Der Gesetzgeber hatte den G-BA beauftragt, bis Ende 2016 das Problem der unzureichenden ambulanten psychotherapeutischen Versorgung zu lösen. Der G-BA hat diesen Auftrag nicht erfüllt und nach Fristende nur ein Gutachten in Auftrag gegeben. Das Versagen ist nicht dem G-BA als Organisation anzulasten, sondern seinen für den Bereich Bedarfsplanung zuständigen Trägerorganisationen. Der GKV-Spitzenverband agiert bis heute in der ambulanten Versorgung psychisch kranker Menschen mit nachgewiesen falschen Annahmen und spricht in Verkennung der Realität von "Überversorgung". Er betreibt kurzsichtige Kostendämpfung auf dem Rücken seiner Versicherten. Aber auch die Kassenärztliche Bundesvereinigung und die Kassenärztlichen Vereinigungen sind nicht bereit, für eine ausreichende Versorgung psychisch kranker Menschen zu sorgen.

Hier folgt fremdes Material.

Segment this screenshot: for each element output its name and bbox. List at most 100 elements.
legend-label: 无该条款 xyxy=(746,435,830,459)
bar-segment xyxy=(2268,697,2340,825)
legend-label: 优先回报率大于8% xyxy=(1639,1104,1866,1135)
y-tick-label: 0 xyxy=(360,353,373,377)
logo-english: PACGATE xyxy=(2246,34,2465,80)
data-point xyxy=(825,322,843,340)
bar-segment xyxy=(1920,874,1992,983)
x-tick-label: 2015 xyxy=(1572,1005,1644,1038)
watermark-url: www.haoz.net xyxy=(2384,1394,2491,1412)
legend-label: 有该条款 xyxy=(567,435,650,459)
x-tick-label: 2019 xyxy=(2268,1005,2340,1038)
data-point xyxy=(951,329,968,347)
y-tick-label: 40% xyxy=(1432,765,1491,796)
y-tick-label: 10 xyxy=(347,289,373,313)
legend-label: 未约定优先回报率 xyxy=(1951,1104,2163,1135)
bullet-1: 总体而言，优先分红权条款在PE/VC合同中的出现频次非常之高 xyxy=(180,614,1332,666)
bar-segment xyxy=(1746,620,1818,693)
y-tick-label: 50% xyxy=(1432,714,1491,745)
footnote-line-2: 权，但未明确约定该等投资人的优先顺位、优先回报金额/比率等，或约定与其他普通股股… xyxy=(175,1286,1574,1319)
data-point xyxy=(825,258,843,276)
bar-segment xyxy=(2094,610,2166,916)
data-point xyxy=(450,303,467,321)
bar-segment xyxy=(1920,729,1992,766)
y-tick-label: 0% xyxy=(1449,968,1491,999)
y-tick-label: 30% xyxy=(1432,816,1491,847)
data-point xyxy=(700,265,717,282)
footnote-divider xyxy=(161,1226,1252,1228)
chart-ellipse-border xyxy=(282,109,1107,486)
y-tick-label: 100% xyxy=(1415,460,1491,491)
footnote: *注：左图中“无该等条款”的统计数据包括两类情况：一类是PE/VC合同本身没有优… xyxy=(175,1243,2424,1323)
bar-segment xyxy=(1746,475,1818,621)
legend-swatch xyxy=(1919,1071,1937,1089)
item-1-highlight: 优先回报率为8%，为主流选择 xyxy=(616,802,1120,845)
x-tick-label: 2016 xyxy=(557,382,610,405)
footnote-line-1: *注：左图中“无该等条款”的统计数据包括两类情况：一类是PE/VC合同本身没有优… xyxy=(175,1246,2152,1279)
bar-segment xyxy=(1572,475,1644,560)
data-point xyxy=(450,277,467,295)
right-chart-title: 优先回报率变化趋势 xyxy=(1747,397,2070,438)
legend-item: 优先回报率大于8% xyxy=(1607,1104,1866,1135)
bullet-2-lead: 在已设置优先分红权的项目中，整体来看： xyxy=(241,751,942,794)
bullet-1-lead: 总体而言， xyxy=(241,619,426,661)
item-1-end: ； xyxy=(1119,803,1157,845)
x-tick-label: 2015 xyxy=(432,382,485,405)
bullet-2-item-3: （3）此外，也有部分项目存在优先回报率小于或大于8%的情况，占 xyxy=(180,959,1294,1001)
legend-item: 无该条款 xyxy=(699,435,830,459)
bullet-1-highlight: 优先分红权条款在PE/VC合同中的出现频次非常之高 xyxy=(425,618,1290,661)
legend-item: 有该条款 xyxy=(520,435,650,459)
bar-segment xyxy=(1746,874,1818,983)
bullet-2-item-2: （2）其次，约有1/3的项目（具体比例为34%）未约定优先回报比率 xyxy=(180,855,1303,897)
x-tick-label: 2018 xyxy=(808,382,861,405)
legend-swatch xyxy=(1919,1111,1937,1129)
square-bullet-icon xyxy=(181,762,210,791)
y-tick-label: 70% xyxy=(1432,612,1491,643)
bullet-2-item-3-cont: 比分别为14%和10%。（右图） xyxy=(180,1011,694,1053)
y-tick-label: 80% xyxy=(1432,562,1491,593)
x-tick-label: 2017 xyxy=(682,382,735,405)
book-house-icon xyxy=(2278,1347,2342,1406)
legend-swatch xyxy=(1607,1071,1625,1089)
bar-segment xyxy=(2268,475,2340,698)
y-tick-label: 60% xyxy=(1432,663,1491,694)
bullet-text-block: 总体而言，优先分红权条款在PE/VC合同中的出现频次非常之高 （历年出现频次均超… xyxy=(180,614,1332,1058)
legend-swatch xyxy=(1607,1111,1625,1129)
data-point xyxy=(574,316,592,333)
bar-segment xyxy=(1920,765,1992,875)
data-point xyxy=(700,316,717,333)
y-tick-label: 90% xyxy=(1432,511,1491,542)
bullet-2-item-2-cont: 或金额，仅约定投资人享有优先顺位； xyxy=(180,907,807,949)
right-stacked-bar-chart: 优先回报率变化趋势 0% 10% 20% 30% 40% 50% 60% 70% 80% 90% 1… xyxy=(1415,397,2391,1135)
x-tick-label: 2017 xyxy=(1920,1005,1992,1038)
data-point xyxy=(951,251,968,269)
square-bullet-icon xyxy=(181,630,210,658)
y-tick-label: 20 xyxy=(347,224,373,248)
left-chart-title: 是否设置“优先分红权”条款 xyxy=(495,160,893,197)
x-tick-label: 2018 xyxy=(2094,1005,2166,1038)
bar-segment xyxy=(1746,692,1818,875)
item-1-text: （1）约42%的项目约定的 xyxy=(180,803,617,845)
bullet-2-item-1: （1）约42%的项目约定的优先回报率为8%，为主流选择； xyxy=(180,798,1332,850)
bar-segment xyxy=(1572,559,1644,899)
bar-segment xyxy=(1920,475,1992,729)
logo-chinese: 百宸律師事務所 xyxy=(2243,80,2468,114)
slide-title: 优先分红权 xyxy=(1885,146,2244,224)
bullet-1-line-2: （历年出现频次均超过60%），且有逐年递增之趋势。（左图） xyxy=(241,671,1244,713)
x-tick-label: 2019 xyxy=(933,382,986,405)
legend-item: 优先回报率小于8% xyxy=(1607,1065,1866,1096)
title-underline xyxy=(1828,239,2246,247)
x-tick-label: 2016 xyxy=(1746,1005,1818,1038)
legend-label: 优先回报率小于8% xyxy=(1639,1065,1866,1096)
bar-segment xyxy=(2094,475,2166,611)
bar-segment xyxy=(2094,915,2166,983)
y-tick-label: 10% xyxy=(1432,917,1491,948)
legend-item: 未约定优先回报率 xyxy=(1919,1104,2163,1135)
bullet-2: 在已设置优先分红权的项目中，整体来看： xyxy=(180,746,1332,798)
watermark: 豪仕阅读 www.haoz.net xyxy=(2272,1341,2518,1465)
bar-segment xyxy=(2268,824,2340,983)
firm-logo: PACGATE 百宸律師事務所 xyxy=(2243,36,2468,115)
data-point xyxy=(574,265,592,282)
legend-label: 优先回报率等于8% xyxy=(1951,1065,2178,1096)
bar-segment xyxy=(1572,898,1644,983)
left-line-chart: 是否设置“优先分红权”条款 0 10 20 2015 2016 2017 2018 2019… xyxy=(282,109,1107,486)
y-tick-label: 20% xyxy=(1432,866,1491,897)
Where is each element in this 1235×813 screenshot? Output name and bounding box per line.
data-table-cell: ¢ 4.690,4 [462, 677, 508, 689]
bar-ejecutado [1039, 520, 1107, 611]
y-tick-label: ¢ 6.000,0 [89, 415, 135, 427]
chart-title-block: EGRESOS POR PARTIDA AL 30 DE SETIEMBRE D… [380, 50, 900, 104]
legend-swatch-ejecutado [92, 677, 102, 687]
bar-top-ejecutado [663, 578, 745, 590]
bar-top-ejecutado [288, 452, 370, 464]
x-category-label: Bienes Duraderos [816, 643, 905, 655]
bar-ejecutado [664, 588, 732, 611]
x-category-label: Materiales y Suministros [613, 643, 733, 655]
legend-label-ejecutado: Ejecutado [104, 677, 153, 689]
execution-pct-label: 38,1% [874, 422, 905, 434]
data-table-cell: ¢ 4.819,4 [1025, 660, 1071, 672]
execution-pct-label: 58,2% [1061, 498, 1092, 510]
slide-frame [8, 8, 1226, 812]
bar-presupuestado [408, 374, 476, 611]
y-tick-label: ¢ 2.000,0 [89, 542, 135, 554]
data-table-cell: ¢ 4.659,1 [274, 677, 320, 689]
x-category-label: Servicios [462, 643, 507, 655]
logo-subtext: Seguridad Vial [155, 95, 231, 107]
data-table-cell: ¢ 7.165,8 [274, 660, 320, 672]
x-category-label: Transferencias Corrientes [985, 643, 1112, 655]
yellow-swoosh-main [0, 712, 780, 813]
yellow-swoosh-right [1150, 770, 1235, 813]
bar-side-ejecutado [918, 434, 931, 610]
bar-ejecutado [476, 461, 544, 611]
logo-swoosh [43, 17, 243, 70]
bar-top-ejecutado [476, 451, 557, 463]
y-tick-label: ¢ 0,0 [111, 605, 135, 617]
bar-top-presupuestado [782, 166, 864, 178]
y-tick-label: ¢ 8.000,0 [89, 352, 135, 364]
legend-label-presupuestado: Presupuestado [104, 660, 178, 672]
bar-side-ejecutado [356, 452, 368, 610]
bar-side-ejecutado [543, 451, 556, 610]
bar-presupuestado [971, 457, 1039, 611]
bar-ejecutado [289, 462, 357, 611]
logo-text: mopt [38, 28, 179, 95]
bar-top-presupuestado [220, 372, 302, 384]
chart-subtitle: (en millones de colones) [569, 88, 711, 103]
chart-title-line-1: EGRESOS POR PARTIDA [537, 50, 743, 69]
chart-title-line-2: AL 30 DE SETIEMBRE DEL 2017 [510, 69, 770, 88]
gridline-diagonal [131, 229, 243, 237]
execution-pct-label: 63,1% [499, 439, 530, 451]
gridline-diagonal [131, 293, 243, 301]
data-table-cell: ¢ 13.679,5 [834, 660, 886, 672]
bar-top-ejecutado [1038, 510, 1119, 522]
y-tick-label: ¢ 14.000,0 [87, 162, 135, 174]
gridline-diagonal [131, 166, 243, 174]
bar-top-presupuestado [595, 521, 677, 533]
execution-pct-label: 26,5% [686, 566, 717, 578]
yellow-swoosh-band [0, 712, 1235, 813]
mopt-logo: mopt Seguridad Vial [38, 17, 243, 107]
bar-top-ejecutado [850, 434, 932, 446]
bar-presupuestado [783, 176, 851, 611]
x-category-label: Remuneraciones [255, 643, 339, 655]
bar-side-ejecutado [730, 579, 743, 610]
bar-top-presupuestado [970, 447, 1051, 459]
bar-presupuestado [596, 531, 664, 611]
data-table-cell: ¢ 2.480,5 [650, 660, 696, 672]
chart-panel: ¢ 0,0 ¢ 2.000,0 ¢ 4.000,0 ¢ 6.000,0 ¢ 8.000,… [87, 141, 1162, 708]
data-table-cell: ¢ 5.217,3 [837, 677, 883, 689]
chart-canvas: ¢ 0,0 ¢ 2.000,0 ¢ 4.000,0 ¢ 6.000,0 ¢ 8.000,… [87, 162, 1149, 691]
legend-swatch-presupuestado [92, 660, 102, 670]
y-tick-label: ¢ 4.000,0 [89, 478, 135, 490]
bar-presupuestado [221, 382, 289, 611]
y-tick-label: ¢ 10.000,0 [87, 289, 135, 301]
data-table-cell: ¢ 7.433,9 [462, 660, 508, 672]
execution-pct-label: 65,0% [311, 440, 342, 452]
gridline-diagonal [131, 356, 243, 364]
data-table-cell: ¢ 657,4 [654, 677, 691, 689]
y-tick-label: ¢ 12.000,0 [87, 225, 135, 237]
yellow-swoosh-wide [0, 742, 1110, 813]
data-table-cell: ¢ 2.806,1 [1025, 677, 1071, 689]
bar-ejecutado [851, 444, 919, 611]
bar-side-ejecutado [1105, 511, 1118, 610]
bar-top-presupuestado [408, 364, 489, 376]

Sie haben zwar die Aufgabe, die ambulante Versorgung sicherzustellen, interpretieren sie aber weitgehend honorarpolitisch. Obwohl Psychotherapeuten in großen Teilen extrabudgetär vergütet werden, fürchten die Kassenärztlichen Vereinigungen, dass für niedergelassene Ärzte der anderen Facharztgruppen geringere Einkommenszuwächse verhandelbar sind, wenn sie dringend benötigte psychotherapeutische Praxen zulassen. "Die versorgungspolitische Ignoranz der Krankenkassen und die Dominanz ärztlicher Honorarinteressen in den Kassenärztlichen Vereinigungen verhindern seit Jahren die dringende Reform der ambulanten Versorgung psychisch kranker Menschen", kritisiert BPtK-Präsident Munz.

Der Gesetzgeber sollte es nicht hinnehmen, dass seine Aufträge aus dem GKV-Versorgungsstärkungsgesetz von 2015 jahrelang nicht erledigt werden. Er sollte deshalb den G-BA noch für 2018 mit einer Reform der Bedarfsplanung für die am stärksten unterversorgten ländlichen Gebiete und das Ruhrgebiet beauftragen. Er sollte dabei den Spielraum des G-BA bei der Umsetzung der Vorgabe auf nahezu Null reduzieren. Außerdem sollte er sicherstellen, dass der G-BA den bestehenden Auftrag umsetzt, regional die Morbiditäts- und Sozialstruktur zu berücksichtigen. "Ohne, dass der Gesetzgeber den Krankenkassen und Kassenärztlichen Vereinigungen eindeutig die Richtung weist, wird es keine bessere Versorgung für psychisch kranke Menschen geben", stellt BPtK-Präsident Munz fest. "Mittelfristig ist darüber nachzudenken, wie die für den gesamten ärztlichen Bereich dringend notwendige Differenzierung der ambulanten Versorgung finanziert werden soll. Auch hier ist der Gesetzgeber in dieser Legislaturperiode gefordert."